14 Uhr: Puttgarden. Wie ein Haifischmaul öffnet sich der Bug der Fähre. Stunde Fahrt – Dänemark. Stopover beim Geocache „Magleby Kirke“, gelbes Kleinod südlich von Kopenhagen. Dann die Øresundbrücke, bombastisches Bauwerk. Nun im Naturreservat Jäavallen, ein kiefernbewaldeter, sandiger Streifen nördlich von Malmö. Die Dämmerung dauert in diesen Breiten länger. Um 3 Uhr 19 ist es schon hell genug zum Lesen.

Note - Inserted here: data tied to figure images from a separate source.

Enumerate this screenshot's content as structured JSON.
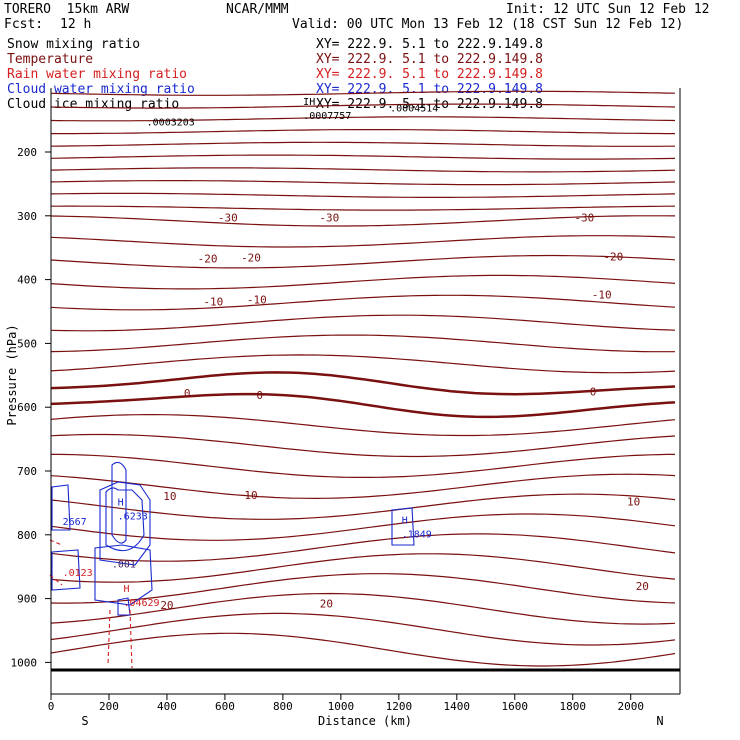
{
  "header": {
    "model": "TORERO  15km ARW",
    "center": "NCAR/MMM",
    "init": "Init: 12 UTC Sun 12 Feb 12",
    "fcst_label": "Fcst:",
    "fcst_value": "12 h",
    "valid": "Valid: 00 UTC Mon 13 Feb 12 (18 CST Sun 12 Feb 12)"
  },
  "colors": {
    "temperature": "#7a1010",
    "rain": "#d42020",
    "cloud_water": "#1a2ad0",
    "ground": "#000000"
  },
  "chart_data": {
    "type": "cross-section contour",
    "xlabel": "Distance (km)",
    "ylabel": "Pressure (hPa)",
    "xlim": [
      0,
      2170
    ],
    "ylim": [
      1050,
      100
    ],
    "x_ticks": [
      "0",
      "200",
      "400",
      "600",
      "800",
      "1000",
      "1200",
      "1400",
      "1600",
      "1800",
      "2000"
    ],
    "y_ticks": [
      "200",
      "300",
      "400",
      "500",
      "600",
      "700",
      "800",
      "900",
      "1000"
    ],
    "end_labels": {
      "left": "S",
      "right": "N"
    },
    "fields": [
      {
        "name": "Snow mixing ratio",
        "color": "#000000",
        "xy": "XY= 222.9.  5.1 to 222.9.149.8"
      },
      {
        "name": "Temperature",
        "color": "#7a1010",
        "xy": "XY= 222.9.  5.1 to 222.9.149.8"
      },
      {
        "name": "Rain water mixing ratio",
        "color": "#d42020",
        "xy": "XY= 222.9.  5.1 to 222.9.149.8"
      },
      {
        "name": "Cloud water mixing ratio",
        "color": "#1a2ad0",
        "xy": "XY= 222.9.  5.1 to 222.9.149.8"
      },
      {
        "name": "Cloud ice mixing ratio",
        "color": "#000000",
        "xy": "XY= 222.9.  5.1 to 222.9.149.8"
      }
    ],
    "temperature_contour_labels": [
      {
        "text": "-30",
        "x": 610,
        "p": 303
      },
      {
        "text": "-30",
        "x": 960,
        "p": 303
      },
      {
        "text": "-30",
        "x": 1840,
        "p": 303
      },
      {
        "text": "-20",
        "x": 540,
        "p": 367
      },
      {
        "text": "-20",
        "x": 690,
        "p": 365
      },
      {
        "text": "-20",
        "x": 1940,
        "p": 364
      },
      {
        "text": "-10",
        "x": 560,
        "p": 434
      },
      {
        "text": "-10",
        "x": 710,
        "p": 431
      },
      {
        "text": "-10",
        "x": 1900,
        "p": 423
      },
      {
        "text": "0",
        "x": 470,
        "p": 578
      },
      {
        "text": "0",
        "x": 720,
        "p": 581
      },
      {
        "text": "0",
        "x": 1870,
        "p": 575
      },
      {
        "text": "10",
        "x": 410,
        "p": 739
      },
      {
        "text": "10",
        "x": 690,
        "p": 738
      },
      {
        "text": "10",
        "x": 2010,
        "p": 748
      },
      {
        "text": "20",
        "x": 400,
        "p": 910
      },
      {
        "text": "20",
        "x": 950,
        "p": 908
      },
      {
        "text": "20",
        "x": 2040,
        "p": 880
      }
    ],
    "extrema_labels": [
      {
        "mark": "H",
        "value": ".6233",
        "x": 230,
        "p": 770,
        "field": "cloud_water"
      },
      {
        "mark": "",
        "value": "2667",
        "x": 40,
        "p": 778,
        "field": "cloud_water"
      },
      {
        "mark": "H",
        "value": ".1849",
        "x": 1210,
        "p": 798,
        "field": "cloud_water"
      },
      {
        "mark": "H",
        "value": ".04629",
        "x": 250,
        "p": 905,
        "field": "rain"
      },
      {
        "mark": "",
        "value": ".0123",
        "x": 40,
        "p": 858,
        "field": "rain"
      },
      {
        "mark": "",
        "value": ".001",
        "x": 210,
        "p": 845,
        "field": "snow"
      },
      {
        "mark": "",
        "value": ".0003203",
        "x": 330,
        "p": 152,
        "field": "ice"
      },
      {
        "mark": "IH",
        "value": ".0007757",
        "x": 870,
        "p": 142,
        "field": "ice"
      },
      {
        "mark": "",
        "value": ".0004514",
        "x": 1170,
        "p": 130,
        "field": "ice"
      }
    ]
  }
}
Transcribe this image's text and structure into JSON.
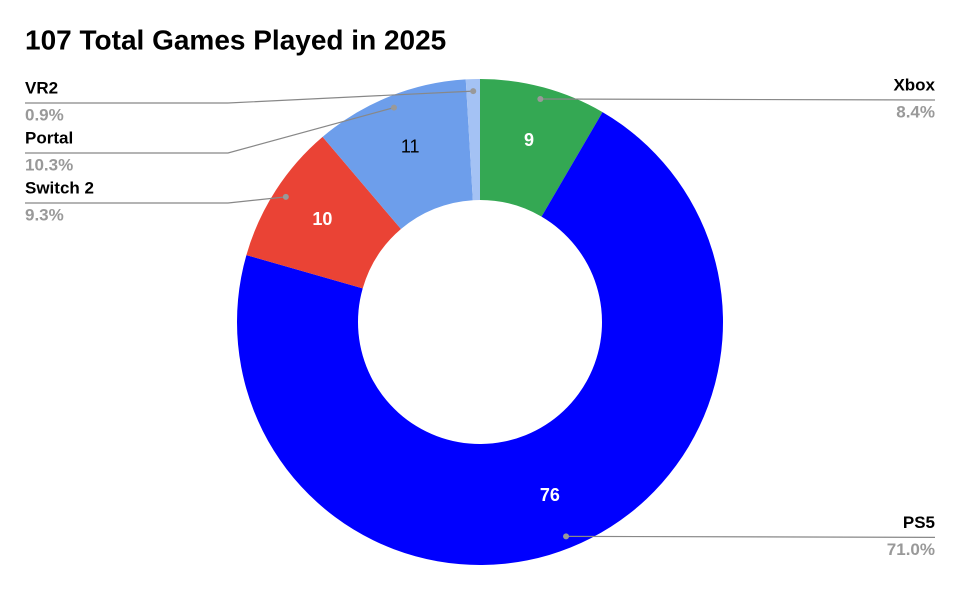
{
  "chart_data": {
    "type": "donut",
    "title": "107 Total Games Played in 2025",
    "categories": [
      "Xbox",
      "PS5",
      "Switch 2",
      "Portal",
      "VR2"
    ],
    "values": [
      9,
      76,
      10,
      11,
      1
    ],
    "percent_labels": [
      "8.4%",
      "71.0%",
      "9.3%",
      "10.3%",
      "0.9%"
    ],
    "colors": [
      "#34a853",
      "#0000ff",
      "#ea4335",
      "#6d9eeb",
      "#a4c2f4"
    ]
  }
}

Bild: friedliche Magleby-Kirche, die so aussieht, als endete dahinter die Welt.

Northeim.West

Schon fast Mitternacht. Halsüberkopf habe ich gegen 19 Uhr das einsame Gehöft verlassen. Zusammen mit D. und per Auto Richtung Norden. Nun liegen wir unterm Sternenhimmel nur 800 m von der A7 entfernt. Gutes Rübenfeld hier. Laue Nacht. Nutellabrot. Aufgedreht schreibe ich diese Zeilen. Gerne wäre ich bis Putgarden durchgefahren. So ruhig wie heutabend habe ich die A-namenlos seit 10 Jahren nicht erlebt. Selbst Frankfurt nahezu ausgestorben. Erstmals den fast fertigen Flughafenbahnhof gesehen. Sieht aus wie ein Ozeandampfer, wenn man von Westen darauf zu fährt.
Habe ich mit Gibraltar seit ca. 1990 eine Rechnung offen und das Ziel nie erreicht, so ist die Rechnung mit dem Nordkap seit 1988 offen, seit ich mit Freund I. bis nach Narvik geradelt bin, scheiterte, umkehrte, es 1995 zusammen mit Freund QQlka bis nach Alta schaffte, scheiterte und umkehrte. Nun ein neuer Anlauf. Die Geliebte D. durfte vorhin auf der Autobahn erleben, wie verbissen ich bin. Nur noch 19 Stunden bis Østersund. Das ist mitten in Schweden. Soll schön sein, wenn ich dem älteren Ehepaar glauben darf, das ich 1988 in Mo i Rana traf, und das mir von seiner Heimatstadt vorschwärmte. Bilder: ewiger Birnbaum vorm einsamen Gehöft und Autobahn bei Kirchheimbolanden.